PHOENIX (NEWSnet/AP) —Navajo Nation plans to test a tribal law that bans uranium from being transported on its land, police to stop trucks carrying the mineral and return to the mine where it was extracted in Arizona.

But before tribal police could catch up with two semi-trucks on federal highways, they learned the vehicles under contract with Energy Fuels Inc. no longer were on the reservation.

Navajo President Buu Nygren vowed to continue the plan to enact roadblocks while the tribe develops regulations over the first major shipments of uranium ore through the reservation in years.

“Obviously, the higher courts are going to have to tell us who is right and who is wrong,” he told The Associated Press. “But in the meantime, you're in the boundaries of the Navajo Nation.”

In 2012 ,the tribe passed a law to ban transportation of uranium on the reservation that extends into Arizona, New Mexico and Utah. But the law exempts state and federal highways that Energy Fuels has designated as hauling routes between Pinyon Plain Mine south of Grand Canyon National Park for processing in Blanding, Utah.

Even so, Nygren and Navajo Attorney General Ethel Branch believe the tribe is on solid legal footing, with a plan for police to block federal highways, detain drivers and prevent them from traveling farther onto the reservation.

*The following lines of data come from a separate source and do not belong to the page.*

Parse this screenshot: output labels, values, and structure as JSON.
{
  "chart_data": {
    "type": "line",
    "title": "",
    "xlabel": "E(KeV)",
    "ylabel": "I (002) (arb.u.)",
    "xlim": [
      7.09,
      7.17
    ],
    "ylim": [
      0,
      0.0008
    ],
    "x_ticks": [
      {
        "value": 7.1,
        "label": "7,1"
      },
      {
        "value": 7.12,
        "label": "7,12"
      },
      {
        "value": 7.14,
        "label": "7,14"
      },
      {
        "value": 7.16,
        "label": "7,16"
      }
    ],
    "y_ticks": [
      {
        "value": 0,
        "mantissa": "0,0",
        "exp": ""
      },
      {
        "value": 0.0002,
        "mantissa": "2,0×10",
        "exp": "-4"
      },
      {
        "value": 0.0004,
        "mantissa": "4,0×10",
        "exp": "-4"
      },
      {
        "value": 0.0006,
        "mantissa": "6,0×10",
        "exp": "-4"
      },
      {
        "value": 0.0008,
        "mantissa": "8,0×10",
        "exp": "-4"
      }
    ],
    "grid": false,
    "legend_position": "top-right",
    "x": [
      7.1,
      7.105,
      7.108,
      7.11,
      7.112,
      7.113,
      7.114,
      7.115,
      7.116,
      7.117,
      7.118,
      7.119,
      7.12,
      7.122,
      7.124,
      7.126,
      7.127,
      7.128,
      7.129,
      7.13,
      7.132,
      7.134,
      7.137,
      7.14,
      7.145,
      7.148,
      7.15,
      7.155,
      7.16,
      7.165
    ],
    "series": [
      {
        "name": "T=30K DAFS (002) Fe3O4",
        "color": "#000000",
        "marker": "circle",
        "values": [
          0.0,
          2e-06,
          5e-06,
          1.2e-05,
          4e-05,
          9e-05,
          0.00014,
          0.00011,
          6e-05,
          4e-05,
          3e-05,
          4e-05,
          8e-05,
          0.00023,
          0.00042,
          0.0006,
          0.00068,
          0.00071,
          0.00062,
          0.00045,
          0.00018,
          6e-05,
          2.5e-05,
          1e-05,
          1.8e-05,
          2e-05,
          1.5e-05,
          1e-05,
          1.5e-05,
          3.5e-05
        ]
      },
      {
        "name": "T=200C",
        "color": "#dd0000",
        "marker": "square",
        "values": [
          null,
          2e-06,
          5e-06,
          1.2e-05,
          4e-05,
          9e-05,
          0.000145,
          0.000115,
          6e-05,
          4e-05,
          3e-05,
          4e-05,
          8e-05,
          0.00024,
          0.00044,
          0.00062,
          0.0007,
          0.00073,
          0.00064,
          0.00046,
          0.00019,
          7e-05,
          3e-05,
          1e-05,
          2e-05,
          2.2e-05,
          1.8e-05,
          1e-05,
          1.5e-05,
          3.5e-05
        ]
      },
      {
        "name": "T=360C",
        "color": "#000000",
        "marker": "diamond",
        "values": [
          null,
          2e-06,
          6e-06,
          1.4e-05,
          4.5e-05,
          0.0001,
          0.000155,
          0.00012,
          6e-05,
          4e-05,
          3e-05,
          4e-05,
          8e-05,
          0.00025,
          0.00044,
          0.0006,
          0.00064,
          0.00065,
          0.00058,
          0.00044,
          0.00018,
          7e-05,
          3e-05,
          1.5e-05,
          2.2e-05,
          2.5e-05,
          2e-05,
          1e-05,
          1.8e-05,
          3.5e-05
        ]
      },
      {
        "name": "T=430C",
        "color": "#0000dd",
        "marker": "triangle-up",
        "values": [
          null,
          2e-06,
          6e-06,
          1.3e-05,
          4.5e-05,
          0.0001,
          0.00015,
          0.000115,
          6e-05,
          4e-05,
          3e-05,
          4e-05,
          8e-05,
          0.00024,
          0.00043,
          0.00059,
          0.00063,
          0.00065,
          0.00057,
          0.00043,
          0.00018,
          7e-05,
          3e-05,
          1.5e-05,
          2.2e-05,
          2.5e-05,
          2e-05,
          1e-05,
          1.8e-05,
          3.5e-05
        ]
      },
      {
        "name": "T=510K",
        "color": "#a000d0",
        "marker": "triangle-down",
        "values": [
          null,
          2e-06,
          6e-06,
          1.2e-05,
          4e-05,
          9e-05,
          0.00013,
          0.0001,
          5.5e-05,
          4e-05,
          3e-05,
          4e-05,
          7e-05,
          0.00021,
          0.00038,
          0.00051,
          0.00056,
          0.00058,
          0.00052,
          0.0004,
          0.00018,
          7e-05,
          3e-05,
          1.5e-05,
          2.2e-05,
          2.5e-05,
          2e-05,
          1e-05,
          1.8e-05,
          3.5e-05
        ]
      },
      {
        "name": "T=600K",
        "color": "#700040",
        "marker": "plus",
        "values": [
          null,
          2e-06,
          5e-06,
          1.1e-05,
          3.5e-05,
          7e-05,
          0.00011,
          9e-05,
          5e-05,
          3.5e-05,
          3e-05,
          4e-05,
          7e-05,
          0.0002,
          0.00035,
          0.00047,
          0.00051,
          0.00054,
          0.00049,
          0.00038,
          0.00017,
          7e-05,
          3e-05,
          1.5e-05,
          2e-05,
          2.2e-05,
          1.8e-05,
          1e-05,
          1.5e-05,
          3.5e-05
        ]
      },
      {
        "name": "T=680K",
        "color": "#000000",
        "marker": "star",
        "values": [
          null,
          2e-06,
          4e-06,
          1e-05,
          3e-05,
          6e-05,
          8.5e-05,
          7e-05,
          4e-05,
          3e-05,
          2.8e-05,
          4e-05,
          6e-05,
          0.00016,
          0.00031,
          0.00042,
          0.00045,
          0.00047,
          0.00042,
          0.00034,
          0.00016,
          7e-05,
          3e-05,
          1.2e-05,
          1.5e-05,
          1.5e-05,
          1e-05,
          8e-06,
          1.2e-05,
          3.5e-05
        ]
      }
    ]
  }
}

Energy Fuels said it began hauling the ore as planned Tuesday and had informed federal, state, county and tribal officials about the legal requirements, safety, emergency response and shipping of uranium ore.

“Tens of thousands of thousands of trucks have safely transported uranium ore across northern Arizona since the 1980s with no adverse health or environmental effects,” said Mark Chalmers, the company's president and chief executive.

Arizona Department of Transportation and Arizona Department of Public Safety, which have jurisdiction on state and federal highways through the reservation, didn't immediately return messages seeking comment.

Kaibab National Forest, where the mine is permitted, said it was notified after hauling began, then contacted tribes, local officials and others, spokeswoman Brienne Pettit said.